L’objectif de l’opération est d’amener les collectivités ( communes, communautés de communes,...) et les autres établissements publics sur l’ensemble de la Région Limousin, à s’engager dans des actions visant à supprimer l’usage des pesticides de l’entretien des espaces publics : voirie, terrains de sport, cours d’école, espaces verts, cimetières, zones d’activités, etc...

Pour officialiser leur démarche, les collectivités qui s’engagent signent une charte d’engagement.

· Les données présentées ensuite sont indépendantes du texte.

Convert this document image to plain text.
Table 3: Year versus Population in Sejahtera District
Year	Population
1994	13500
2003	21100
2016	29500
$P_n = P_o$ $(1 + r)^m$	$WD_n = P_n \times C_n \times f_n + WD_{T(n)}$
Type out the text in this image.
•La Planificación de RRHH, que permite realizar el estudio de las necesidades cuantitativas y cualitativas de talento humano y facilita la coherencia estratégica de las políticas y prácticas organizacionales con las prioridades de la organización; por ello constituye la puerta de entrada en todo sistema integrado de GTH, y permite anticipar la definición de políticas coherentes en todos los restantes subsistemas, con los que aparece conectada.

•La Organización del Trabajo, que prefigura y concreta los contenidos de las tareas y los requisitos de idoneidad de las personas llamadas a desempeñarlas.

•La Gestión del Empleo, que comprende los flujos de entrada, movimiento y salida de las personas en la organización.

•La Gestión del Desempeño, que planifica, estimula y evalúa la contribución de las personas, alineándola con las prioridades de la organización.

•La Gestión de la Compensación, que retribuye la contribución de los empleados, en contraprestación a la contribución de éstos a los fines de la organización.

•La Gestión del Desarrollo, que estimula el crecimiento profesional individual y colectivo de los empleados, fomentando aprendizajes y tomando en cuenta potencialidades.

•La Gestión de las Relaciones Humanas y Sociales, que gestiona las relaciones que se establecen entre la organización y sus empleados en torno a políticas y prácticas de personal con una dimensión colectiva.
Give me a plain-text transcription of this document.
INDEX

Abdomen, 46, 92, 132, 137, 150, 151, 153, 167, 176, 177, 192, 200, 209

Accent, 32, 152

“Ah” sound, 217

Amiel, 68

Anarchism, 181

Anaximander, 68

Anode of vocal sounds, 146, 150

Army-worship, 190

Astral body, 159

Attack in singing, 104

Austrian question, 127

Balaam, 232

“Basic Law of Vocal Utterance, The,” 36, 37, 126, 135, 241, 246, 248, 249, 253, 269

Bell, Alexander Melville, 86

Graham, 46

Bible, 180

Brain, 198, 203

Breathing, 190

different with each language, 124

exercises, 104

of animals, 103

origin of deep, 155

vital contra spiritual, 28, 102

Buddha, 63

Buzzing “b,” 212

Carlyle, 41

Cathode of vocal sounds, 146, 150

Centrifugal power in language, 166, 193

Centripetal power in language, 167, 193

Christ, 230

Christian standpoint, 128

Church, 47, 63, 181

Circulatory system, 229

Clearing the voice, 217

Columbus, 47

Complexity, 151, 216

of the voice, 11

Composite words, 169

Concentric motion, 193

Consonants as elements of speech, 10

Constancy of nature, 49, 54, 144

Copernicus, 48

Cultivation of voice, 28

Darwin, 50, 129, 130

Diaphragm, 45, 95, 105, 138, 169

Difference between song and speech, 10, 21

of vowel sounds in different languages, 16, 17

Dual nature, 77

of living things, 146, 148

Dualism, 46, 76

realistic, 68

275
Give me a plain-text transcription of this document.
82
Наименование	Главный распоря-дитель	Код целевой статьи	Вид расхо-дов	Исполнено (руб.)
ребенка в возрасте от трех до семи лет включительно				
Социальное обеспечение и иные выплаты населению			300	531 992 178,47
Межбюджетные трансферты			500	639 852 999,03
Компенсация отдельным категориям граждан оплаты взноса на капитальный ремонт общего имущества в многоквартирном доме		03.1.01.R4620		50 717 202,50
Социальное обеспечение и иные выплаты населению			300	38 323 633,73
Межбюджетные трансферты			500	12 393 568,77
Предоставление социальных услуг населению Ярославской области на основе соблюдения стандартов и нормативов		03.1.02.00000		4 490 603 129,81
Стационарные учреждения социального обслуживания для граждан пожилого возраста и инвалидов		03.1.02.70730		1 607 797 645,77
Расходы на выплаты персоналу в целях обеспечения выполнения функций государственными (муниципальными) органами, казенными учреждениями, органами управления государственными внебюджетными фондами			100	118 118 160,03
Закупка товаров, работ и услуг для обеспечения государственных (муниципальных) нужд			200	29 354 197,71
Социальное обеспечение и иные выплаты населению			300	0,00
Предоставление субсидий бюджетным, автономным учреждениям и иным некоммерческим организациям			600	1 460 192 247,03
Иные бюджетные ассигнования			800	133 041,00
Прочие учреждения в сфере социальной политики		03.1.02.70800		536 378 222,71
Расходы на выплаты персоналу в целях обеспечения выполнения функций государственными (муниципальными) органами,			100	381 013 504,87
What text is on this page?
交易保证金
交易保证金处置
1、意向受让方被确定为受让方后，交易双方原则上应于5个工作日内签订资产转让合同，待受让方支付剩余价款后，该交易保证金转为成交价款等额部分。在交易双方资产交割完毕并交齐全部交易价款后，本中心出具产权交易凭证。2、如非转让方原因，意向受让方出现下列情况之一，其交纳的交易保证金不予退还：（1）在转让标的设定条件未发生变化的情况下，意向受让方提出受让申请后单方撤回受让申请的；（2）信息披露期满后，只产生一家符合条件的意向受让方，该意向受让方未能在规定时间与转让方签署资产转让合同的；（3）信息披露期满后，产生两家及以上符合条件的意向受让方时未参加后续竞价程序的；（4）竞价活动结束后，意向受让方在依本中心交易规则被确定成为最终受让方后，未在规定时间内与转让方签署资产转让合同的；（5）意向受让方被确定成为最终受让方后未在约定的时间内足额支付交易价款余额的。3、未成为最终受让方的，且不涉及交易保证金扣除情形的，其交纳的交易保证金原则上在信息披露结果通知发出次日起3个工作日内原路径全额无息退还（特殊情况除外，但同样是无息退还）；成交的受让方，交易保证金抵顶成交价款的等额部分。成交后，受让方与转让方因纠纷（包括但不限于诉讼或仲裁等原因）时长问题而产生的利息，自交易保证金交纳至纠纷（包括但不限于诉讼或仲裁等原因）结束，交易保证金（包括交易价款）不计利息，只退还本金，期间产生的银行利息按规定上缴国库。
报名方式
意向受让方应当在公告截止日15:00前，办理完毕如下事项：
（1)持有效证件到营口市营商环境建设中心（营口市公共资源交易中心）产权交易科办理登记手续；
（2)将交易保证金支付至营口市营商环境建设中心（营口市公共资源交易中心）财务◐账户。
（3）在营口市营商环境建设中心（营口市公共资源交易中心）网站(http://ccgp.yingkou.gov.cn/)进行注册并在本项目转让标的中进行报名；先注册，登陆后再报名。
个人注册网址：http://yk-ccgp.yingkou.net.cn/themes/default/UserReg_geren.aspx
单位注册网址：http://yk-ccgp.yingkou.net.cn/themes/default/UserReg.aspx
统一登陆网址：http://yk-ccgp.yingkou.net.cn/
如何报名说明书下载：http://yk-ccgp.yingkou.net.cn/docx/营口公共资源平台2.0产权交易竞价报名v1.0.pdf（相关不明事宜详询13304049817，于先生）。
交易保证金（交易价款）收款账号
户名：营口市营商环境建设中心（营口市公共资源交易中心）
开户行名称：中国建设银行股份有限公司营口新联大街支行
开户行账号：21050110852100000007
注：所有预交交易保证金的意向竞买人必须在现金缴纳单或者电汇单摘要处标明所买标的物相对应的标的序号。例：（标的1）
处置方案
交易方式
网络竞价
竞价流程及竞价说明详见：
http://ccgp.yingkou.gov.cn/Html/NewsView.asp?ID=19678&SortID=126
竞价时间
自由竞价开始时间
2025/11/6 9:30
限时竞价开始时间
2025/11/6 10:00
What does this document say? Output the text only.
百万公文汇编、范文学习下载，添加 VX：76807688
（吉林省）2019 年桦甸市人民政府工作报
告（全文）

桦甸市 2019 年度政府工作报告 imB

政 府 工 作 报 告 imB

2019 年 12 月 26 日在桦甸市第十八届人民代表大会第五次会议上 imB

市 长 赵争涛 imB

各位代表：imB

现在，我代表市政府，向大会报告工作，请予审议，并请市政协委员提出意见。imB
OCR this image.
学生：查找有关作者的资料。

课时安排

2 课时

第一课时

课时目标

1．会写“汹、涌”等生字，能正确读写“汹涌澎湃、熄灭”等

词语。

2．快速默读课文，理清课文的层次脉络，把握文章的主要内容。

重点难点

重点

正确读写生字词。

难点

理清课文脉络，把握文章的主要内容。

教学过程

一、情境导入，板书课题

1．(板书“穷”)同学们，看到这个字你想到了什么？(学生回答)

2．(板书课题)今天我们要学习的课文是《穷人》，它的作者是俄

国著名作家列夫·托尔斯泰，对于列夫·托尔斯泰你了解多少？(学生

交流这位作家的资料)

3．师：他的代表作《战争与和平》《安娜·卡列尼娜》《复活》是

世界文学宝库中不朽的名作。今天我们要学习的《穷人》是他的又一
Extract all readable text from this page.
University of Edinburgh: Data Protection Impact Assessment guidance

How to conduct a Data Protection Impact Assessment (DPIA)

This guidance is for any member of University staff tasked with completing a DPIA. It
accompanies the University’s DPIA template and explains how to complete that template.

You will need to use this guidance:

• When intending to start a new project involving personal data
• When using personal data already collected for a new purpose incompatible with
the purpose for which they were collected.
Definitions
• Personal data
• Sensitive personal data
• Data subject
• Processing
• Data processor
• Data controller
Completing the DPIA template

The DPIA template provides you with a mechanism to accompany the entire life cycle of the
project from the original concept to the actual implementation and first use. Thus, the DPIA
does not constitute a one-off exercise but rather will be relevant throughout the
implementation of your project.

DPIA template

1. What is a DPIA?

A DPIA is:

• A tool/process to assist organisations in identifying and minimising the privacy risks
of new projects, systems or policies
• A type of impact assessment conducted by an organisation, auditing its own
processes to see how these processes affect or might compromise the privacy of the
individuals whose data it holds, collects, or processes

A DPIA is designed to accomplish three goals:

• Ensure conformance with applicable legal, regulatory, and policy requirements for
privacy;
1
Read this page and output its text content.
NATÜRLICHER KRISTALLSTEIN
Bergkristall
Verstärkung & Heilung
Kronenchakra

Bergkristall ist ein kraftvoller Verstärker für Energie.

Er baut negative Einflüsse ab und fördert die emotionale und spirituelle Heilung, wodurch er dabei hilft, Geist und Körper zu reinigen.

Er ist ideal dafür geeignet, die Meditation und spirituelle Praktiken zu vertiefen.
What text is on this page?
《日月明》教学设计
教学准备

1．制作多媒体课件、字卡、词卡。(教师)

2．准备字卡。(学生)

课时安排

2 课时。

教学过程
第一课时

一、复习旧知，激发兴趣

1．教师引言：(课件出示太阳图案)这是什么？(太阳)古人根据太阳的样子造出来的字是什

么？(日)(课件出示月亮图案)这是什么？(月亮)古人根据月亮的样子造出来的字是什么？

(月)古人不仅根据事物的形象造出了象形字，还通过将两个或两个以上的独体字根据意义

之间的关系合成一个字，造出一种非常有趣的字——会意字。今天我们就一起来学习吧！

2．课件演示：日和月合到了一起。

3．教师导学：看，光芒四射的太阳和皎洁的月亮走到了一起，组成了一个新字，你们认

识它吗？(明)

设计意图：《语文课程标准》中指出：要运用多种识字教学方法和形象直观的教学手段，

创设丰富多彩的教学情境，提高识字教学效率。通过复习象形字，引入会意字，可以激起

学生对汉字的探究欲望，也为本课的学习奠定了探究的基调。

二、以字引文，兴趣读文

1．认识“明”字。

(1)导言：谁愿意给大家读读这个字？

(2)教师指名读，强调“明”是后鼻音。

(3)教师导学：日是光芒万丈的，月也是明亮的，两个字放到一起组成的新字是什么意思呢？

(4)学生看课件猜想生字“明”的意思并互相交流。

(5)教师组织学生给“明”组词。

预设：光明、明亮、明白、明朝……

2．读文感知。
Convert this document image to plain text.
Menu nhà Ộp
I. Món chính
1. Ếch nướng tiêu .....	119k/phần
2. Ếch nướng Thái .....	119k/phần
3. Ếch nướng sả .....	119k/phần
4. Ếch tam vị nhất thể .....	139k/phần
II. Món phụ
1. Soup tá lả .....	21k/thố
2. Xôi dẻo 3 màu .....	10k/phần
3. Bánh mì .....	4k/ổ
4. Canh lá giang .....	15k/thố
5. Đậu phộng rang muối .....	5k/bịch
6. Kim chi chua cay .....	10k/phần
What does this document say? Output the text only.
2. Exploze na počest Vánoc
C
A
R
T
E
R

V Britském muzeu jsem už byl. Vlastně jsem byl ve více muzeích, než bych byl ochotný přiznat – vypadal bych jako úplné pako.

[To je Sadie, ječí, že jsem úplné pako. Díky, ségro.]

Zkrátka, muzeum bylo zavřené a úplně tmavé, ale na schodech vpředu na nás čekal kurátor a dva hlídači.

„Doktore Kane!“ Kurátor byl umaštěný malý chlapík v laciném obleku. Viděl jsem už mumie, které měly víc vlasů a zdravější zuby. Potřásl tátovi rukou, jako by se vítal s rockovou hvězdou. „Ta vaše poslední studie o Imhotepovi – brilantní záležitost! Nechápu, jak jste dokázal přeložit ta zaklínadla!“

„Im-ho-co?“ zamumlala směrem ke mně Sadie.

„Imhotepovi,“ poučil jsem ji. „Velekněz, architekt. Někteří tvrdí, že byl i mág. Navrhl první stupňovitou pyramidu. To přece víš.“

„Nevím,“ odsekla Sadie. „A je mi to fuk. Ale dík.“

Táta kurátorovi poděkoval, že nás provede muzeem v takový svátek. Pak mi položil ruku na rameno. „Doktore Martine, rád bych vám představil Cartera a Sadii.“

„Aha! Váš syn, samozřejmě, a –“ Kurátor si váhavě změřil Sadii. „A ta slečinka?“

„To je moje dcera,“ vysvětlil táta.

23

http://limousin.zeropesticides.fr/

Terre Saine

La commune de Saint-Paul a été labellisé Terre Saine en 2015
Afin de valoriser les collectivités exemplaires et d’accompagner les autres dans la réduction d’usage de pesticides, Ségolène Royal a présenté, le 22 mai 2014, lors de la journée mondiale de la biodiversité, la démarche « Terre saine, communes sans pesticides » qui comporte plusieurs actions, notamment :
- La mise en place d’un réseau national de collectivités engagées dans la réduction de l’usage des pesticides,
- La création d’un label pour les communes les plus exemplaires,
- La mobilisation des Agences de l’Eau sur les projets portés par les collectivités,
- L’éducation à la biodiversité dans les écoles avec le soutien de « Vigie Nature »,
- Le renforcement de la campagne « Jardiner autrement ».
 
« Terre Saine » fédère et amplifie les actions d’ores et déjà conduites sur tout le territoire. 21 chartes régionales ont rejoint le label. Ces chartes permettent aux collectivités locales de bénéficier d’un accompagnement personnalisé pour réduire l’usage des produits phytosanitaires.

49 communes ont été labellisées Terre Saine en 2015, et 62 en 2016 :

http://www.developpement-durable.gouv.fr/La-demarche-Terre-saine.html

Loi Labbé

Les pesticides interdits dans les espaces verts en 2017 et les jardins en 2019

La Loi Labbé (2014) fixait au 1er janvier 2020 l’interdiction des produits phytopharmaceutiques pour l’entretien des espaces verts, des forêts ou des promenades accessibles/ouverts au public. Mais le 22 juillet 2015, la Loi de transition énergétique pour la croissance verte a ramené au 1er janvier 2017 l’interdiction de l’usage des produits phytosanitaires par l’État, les collectivités locales et les établissements publics ; ceci pour l’entretien des espaces verts, forêts ou promenades accessibles ou ouverts au public relevant de leur domaine public ou privé (sauf stades, cimetières et sécurité/santé).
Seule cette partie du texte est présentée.